Con la sua intervista Michela Murgia ci ha fatto un altro regalo: le dobbiamo molto

L’intervista che Michela Murgia ha rilasciato al Corriere della sera in cui ha rivelato di avere un tumore e che le resterebbero pochi mesi di vita ha colpito tanti e tante: sui media, sui social, nelle chat in questi giorni c’è stata un’ondata di commenti alcuni increduli, altri angosciati e affranti, ma tutti impressionati dalla grande serenità con cui ha dato questa notizia. Alcune frasi sono spiazzanti, con un linguaggio crudo e pungente, e d’altronde come stupirsi di questo?

Michela Murgia è una donna che con passione e con durezza si è sempre schierata contro soprusi, discriminazioni e contro il patriarcato e per questo è diventata un bersaglio dei soliti odiatori seriali come dice lei stessa nell’intervista: “Sono stata fortunata: ho sempre avuto amori felici, e persone che si sono rivelate in gamba anche quando le ho lasciate. Il vomito l’ho vissuto, ma legato alla mia ostensione pubblica, all’essere diventata un bersaglio. Era la reazione per l’odio che ho avvertito nei miei confronti. È cominciato quando ho visto per la prima volta il mio nome sui muri, quando mi hanno insultata in coda al supermercato. È finito quando ho capito che non dovevo lasciar entrare quell’odio dentro di me”.

Murgia con il suo linguaggio, i suoi testi, le sue interviste, ha in questi anni regalato alle donne, ma in generale alle persone discriminate, strumenti per smontare gli stereotipi, denunciare la cultura patriarcale, riconoscere la violenza in tutte le sue forme. Ci ha spesso aperto gli occhi e ci ha stimolato a reagire, a prendere posizione, a lottare contro una società maschilista e violenta.

Le dobbiamo molto. E l’intervista che ha rilasciato al Corriere della sera è un altro regalo. Mettersi a nudo, parlare del cancro come lei lo sente e lo vive senza infingimenti o falsi buonismi è un modo per farci riflettere sul tema del fragile rapporto tra noi e la morte che è cambiato nel corso dei secoli e ha assunto dagli anni del dopoguerra un aspetto privato, intimista, non familiare quasi che la rimozione della morte dai nostri discorsi fosse un antidoto alla morte stessa.

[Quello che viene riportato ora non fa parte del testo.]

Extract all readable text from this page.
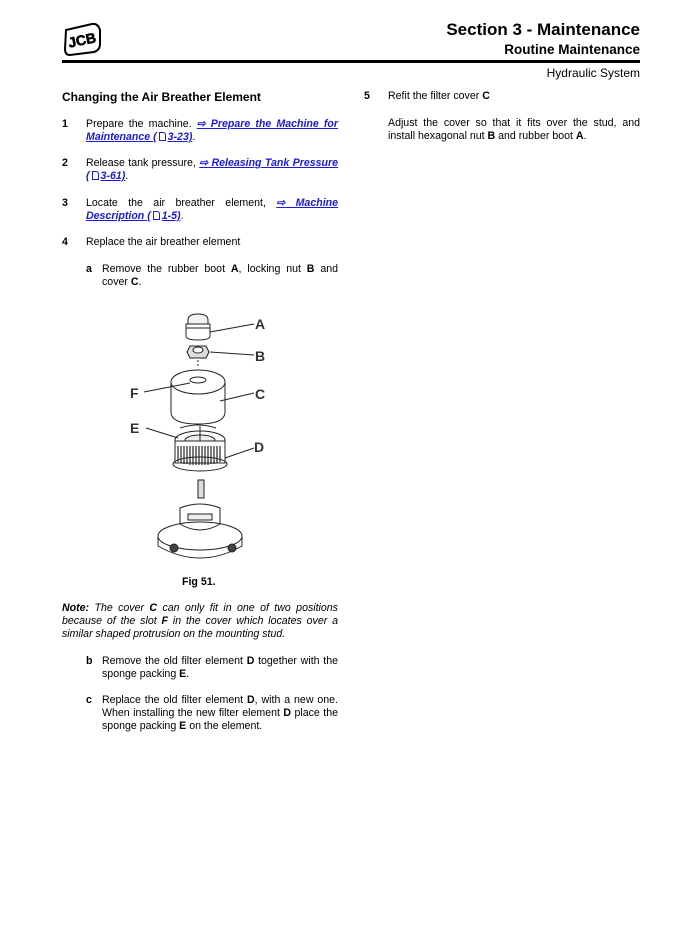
JCB	Section 3 - Maintenance
Routine Maintenance
Hydraulic System
Changing the Air Breather Element
1 Prepare the machine. ⇨ Prepare the Machine for Maintenance ( 3-23).
2 Release tank pressure, ⇨ Releasing Tank Pressure ( 3-61).
3 Locate the air breather element, ⇨ Machine Description ( 1-5).
4 Replace the air breather element
a Remove the rubber boot A, locking nut B and cover C.
A
B
C
D
E
F
Fig 51.
Note: The cover C can only fit in one of two positions because of the slot F in the cover which locates over a similar shaped protrusion on the mounting stud.
b Remove the old filter element D together with the sponge packing E.
c Replace the old filter element D, with a new one. When installing the new filter element D place the sponge packing E on the element.
5 Refit the filter cover C
Adjust the cover so that it fits over the stud, and install hexagonal nut B and rubber boot A.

D’altronde Michela Murgia con quel capolavoro che è Accabadora si è cimentata da subito sul tema della morte, perché i sardi, come tutti gli abitanti di terre periferiche, dure e isolate hanno un rapporto familiare con la morte fin da piccoli.

Ognuno vive il cancro in modi diversi: i contesti e il vissuto di ogni persona contribuiscono a provare sentimenti differenti, chi di rabbia, chi di dolore, chi di resistenza, chi di accettazione. Non bisogna essere eroi a tutti i costi. Ma Michela ci dice che si può vivere la malattia senza sentirsi perdenti “…accettare che quello che mi sta succedendo faccia parte di me. La guerra presuppone sconfitti e vincitori; io conosco già la fine della storia, ma non mi sento una perdente”.

Ed infine un altro regalo ce lo fa con il suo ultimo libro in uscita il 16 maggio Tre ciotole e anticipandone qualche argomento, nell’intervista parla dell’ultimo capitolo del libro “Utero in affido”. E’ la storia di una donna che mette al mondo un bambino e lo affida a una coppia che lo desiderava. Lo leggeremo e lo commenteremo, ma intanto una frase dell’intervista mi ha colpito perché Murgia riesce sempre a portare lo sguardo oltre. Chi si scaglia contro “l’utero in affitto” lo fa spesso con una retorica insopportabile sulla maternità e senza curarsi delle tante “maternità surrogate” che esistono come dice Murgia alla fine della sua intervista: “Quelli che parlano di maternità rubata sono gli stessi che hanno in casa badanti che hanno lasciato i loro figli in Paesi lontani per occuparsi dei nostri bambini e vecchi”.

Michela Murgia si augura di morire quando Giorgia Meloni non sarà più Presidente del Consiglio. Me lo auguro anche io, sperando che questo succeda presto, ma auguro a Michela di vivere ancora a lungo perché di lei abbiamo ancora bisogno.